Just before the death of her child she had had a visit from a great friend of his.

He had said: “You hit someone in the heart by your marriage” and was referring to this man.

She had a terrific reaction, fainted, and was terribly upset.

Later in the same day she was bathing her children and noticed that the water was thick and slimy on the sponge, but she took no precautions to prevent the children from playing with it, and even gave her son, who asked for a drink, some of this water instead of that of the drinking supply.

The son, however, was not ill, but the little girl contracted typhoid and died.

When I saw what had happened I was in a bad conflict as to what to do about it.

She was already in an asylum, so things were in a very bad state.

She would certainly degenerate if left there, people always do, and very rapidly.

So I decided to risk telling her the truth. I said:

“I suppose you know you murdered your child in order to destroy your present marriage?”

She looked at me curiously for a few minutes, and then, naturally, broke down.

In three weeks she was able to leave the asylum, and though that is 25 years ago there has been no relapse.

There was no other way of handling this case, for unless she faced the truth she could not recover.

Another method used in piecing this unconscious material together is the psychogalvanic experiment.

Diagram I (p. 120) is a rough drawing of the apparatus.

(1) is the mirror galvanometer, above which there is a translucent celluloid scale (2) with a lamp (3) upon it.

The electrodes are usually two large copper plates (4) and (5), upon which the p alms of the patient’s hands are placed with light sandbags
on the backs of the hands to weigh them down.

The nervous contraction of the skin under the test words makes the mirror oscillate and a ray of light
travels along the scale above.

The apparatus is so contrived that the result can be accurately recorded on (6), a measuring plate. (7) is a Bunsen cell.

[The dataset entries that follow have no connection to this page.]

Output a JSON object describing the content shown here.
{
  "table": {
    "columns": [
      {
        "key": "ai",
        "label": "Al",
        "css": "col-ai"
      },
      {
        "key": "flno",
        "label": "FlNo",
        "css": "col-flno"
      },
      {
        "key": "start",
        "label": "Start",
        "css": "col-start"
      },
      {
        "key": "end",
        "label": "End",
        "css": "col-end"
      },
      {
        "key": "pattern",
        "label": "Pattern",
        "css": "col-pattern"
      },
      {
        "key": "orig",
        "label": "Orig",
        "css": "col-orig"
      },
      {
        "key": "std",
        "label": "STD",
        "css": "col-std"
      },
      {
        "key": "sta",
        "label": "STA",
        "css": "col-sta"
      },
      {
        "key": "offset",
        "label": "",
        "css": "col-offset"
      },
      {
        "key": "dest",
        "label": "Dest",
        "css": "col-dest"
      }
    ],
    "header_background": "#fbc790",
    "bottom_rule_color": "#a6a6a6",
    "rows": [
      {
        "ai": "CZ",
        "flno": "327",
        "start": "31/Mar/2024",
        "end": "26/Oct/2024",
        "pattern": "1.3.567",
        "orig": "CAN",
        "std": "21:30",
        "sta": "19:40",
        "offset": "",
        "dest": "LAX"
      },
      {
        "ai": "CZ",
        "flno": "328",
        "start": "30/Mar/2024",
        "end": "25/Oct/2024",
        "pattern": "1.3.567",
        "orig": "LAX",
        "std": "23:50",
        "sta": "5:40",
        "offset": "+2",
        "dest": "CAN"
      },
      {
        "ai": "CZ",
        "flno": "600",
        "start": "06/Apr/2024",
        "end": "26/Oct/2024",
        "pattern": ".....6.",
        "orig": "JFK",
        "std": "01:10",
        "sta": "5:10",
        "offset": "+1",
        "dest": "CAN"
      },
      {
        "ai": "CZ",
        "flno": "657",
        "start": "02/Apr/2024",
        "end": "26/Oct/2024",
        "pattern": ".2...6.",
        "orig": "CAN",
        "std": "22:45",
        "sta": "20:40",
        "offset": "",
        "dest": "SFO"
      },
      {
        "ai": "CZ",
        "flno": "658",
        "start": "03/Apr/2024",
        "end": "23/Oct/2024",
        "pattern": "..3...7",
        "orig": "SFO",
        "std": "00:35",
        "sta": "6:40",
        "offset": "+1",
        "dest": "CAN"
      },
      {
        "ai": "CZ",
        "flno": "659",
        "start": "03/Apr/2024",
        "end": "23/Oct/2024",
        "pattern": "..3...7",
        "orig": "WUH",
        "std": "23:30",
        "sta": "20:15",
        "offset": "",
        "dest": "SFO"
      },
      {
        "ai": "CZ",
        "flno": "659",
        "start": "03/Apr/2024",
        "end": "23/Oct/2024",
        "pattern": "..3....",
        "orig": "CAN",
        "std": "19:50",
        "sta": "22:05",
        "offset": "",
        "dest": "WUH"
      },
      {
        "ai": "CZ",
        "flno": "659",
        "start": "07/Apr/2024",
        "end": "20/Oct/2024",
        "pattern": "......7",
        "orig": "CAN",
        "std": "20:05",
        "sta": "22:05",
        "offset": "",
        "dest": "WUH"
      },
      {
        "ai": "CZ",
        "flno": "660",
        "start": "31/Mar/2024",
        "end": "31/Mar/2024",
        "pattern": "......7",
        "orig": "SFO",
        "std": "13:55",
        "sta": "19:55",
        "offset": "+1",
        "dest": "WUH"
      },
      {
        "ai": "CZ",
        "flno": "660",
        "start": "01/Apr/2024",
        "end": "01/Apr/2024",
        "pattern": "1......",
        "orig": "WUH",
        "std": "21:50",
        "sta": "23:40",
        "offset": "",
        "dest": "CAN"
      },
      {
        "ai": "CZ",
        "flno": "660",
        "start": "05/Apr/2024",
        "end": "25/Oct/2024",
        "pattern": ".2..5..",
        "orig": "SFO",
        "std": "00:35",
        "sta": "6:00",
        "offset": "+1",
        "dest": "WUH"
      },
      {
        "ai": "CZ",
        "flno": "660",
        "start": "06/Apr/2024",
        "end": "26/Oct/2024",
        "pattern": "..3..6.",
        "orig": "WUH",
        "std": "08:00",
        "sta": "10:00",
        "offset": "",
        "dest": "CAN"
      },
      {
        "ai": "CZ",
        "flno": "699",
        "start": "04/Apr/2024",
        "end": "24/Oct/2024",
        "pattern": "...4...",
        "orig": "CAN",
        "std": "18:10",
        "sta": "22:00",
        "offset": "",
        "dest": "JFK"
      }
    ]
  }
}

The patient of Chart II was of an excitable nature and reacted electrically at nearly every word. In making such experiments it is very valuable to watch and record the breathing at the same time; at strong emotional reactions the breathing always shows a tendency to contract.

III

The top line in Chart III is the psycho-galvanic experiment, and the bottom one is the breathing.

Neurotics often hardly breathe at all and when at last they are forced to draw a breath they sigh, and their fond relations are much concerned
and ask: “What is the matter?”

But they were just in need of breath.

This shallow breathing can have very serious results and can start tubercular trouble for people with many complexes get
into the habit of not breathing to the bottom of their lungs.

This happens so often that many people contend that consumption is more a psychological than a physical disease.

When through analytical treatment the complexes become more bearable, patients often begin to breathe properly so that it is no rare occurrence for such cases to clear up during psychological treatment. ~Carl Jung, Lecture VIII 15June1934, Pages 118-120.